Saturday, April 01, 2006

Phagwa - A 1970s B-movie

Phagwa (courtesy of Alex Khan)

A infograph which details the root causes of the Phagwa Disaster of 2006, Trinidad and Tobago. Could this tragedy have been averted? Or was it the inevitable outcome of a chain of events set into motion centuries ago? We may never know for certain....

Phagwa was a catastrophe out of a 1970s B-movie, or perhaps Bee-movie is more apt. So though I have not much to report, I've excerpted below my description of the day's events.

I was attending a Hindu festival of Phagwa (Trinidad is 50% East Indian), a celebration of the first day of Spring, marked by festive salvos colored dyes and powders on anyone within range. No sooner had the opening prayers were uttered than a cloud of Africanized (a.k.a. "killer") bees erupted from the Samaan tree under which everyone was taking cover from the Mid-day sun. It's moments like this that you remember you are in the Tropics, where everything is bigger, weirder, or just plain alien (there is a tree in the main park I call a "spatula tree" since that is exactly what appears to be hanging in the hundred from its droopy tenrdrils).

The prophetic 18th-century tapestry, which shows Lord Siva's epic battle against a swarm of bees. Note his uppermost hand, holding a pair of Snow-cones with which he taunts and enrages his adversaries.(courtesy of Alex Khan)

Anyway, people were wildly beating zig-zagged retreats away from the tree, rolling on the ground, or slapping themselves in paroxysms of terror. The bees were not randomly flying around, but were instead forming groups, targeting individuals, and dogging them methodically and relentlessly. Those afflicted by these clusters of bees sought help from the crowd, who fled from them as if from lepers, for fear of becoming the bees' next targets. The official announcers, searching impotently to say something instructive and allay the sudden panic, suddenly blurted out, with great authority, "Turn off the Snow-Cone machine! I repeat! Please turn off the Snow-Cone maker immediately!"

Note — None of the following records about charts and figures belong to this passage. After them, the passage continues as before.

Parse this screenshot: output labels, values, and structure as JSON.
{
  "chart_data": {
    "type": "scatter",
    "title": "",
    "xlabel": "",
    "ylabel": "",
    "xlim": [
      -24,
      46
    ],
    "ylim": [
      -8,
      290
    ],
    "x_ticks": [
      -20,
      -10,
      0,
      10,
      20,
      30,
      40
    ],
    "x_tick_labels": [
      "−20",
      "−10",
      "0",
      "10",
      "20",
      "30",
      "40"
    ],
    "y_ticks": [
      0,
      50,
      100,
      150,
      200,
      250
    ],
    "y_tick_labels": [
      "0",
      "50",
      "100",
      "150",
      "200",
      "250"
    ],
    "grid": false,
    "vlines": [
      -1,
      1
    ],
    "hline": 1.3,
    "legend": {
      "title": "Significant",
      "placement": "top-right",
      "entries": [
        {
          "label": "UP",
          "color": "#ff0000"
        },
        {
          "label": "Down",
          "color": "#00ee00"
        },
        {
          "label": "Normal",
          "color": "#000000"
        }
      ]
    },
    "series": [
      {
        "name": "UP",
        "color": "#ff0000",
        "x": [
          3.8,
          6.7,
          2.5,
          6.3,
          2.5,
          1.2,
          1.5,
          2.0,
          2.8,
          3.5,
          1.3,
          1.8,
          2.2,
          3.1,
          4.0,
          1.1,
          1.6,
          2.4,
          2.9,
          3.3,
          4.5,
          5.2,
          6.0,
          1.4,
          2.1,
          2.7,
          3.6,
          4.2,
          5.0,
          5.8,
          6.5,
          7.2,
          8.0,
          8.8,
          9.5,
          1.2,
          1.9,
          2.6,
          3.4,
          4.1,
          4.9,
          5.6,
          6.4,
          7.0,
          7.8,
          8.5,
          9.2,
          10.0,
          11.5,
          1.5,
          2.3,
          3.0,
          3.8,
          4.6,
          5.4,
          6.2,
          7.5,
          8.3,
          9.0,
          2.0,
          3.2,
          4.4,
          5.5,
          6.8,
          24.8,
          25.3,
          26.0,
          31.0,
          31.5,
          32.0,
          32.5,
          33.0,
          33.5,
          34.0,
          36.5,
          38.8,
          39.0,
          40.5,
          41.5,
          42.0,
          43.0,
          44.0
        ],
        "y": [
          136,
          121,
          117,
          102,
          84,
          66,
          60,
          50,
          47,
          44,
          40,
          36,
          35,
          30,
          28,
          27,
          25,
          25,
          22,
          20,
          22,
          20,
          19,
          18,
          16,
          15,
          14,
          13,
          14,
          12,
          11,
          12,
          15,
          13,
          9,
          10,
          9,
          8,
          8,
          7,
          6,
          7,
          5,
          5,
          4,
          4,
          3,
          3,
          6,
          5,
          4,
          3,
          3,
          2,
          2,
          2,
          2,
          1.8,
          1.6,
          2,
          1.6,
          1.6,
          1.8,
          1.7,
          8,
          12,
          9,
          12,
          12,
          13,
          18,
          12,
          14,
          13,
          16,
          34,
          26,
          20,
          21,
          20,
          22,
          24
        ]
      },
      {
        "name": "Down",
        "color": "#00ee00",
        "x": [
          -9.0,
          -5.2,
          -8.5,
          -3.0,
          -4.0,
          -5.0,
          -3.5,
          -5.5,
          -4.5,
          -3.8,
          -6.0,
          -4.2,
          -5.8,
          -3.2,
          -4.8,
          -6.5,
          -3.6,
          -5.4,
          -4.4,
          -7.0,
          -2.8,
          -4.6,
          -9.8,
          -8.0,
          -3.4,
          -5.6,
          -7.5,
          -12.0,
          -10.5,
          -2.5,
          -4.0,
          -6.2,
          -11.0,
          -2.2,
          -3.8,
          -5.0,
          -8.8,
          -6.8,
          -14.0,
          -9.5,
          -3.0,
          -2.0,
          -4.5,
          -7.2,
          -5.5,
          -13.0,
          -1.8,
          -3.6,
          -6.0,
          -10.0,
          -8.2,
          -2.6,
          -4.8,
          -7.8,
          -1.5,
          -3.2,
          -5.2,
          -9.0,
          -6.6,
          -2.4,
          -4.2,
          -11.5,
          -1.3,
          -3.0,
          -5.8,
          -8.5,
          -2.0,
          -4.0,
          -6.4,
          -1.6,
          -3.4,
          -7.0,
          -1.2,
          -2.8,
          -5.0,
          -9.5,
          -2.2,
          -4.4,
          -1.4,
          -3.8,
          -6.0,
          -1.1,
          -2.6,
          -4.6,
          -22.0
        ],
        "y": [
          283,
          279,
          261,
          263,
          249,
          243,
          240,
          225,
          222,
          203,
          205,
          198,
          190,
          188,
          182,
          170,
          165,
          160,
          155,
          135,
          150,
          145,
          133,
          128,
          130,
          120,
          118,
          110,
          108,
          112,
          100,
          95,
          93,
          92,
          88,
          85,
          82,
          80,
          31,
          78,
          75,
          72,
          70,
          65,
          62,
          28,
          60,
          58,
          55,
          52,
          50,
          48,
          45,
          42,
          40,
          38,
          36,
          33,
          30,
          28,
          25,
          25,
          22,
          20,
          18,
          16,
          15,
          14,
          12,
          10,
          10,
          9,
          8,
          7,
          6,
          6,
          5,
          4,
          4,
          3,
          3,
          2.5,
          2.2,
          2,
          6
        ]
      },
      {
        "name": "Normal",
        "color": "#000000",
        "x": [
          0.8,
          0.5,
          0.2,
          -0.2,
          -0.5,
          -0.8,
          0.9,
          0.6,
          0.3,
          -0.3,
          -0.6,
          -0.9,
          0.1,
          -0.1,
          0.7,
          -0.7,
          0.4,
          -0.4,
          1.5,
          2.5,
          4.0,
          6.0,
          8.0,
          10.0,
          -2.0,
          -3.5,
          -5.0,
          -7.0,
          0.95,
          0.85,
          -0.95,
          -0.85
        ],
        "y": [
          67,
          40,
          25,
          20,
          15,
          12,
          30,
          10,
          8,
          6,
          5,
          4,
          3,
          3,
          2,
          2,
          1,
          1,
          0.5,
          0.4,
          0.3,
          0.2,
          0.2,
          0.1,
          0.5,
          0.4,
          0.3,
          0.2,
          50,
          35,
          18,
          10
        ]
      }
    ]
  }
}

Like Ashcroft's duct tape invective, it was a successful demonstration of how one can combat fear with total absurdity. Within five (long) minutes, a pack of bees small enough to fit in a coffee-can had emptied the field of 200 people and brought the Vernal Equinox to a screeching halt.

1 comment:

Makeda said...


What a fantastically hilarious story. Thanks for sharing!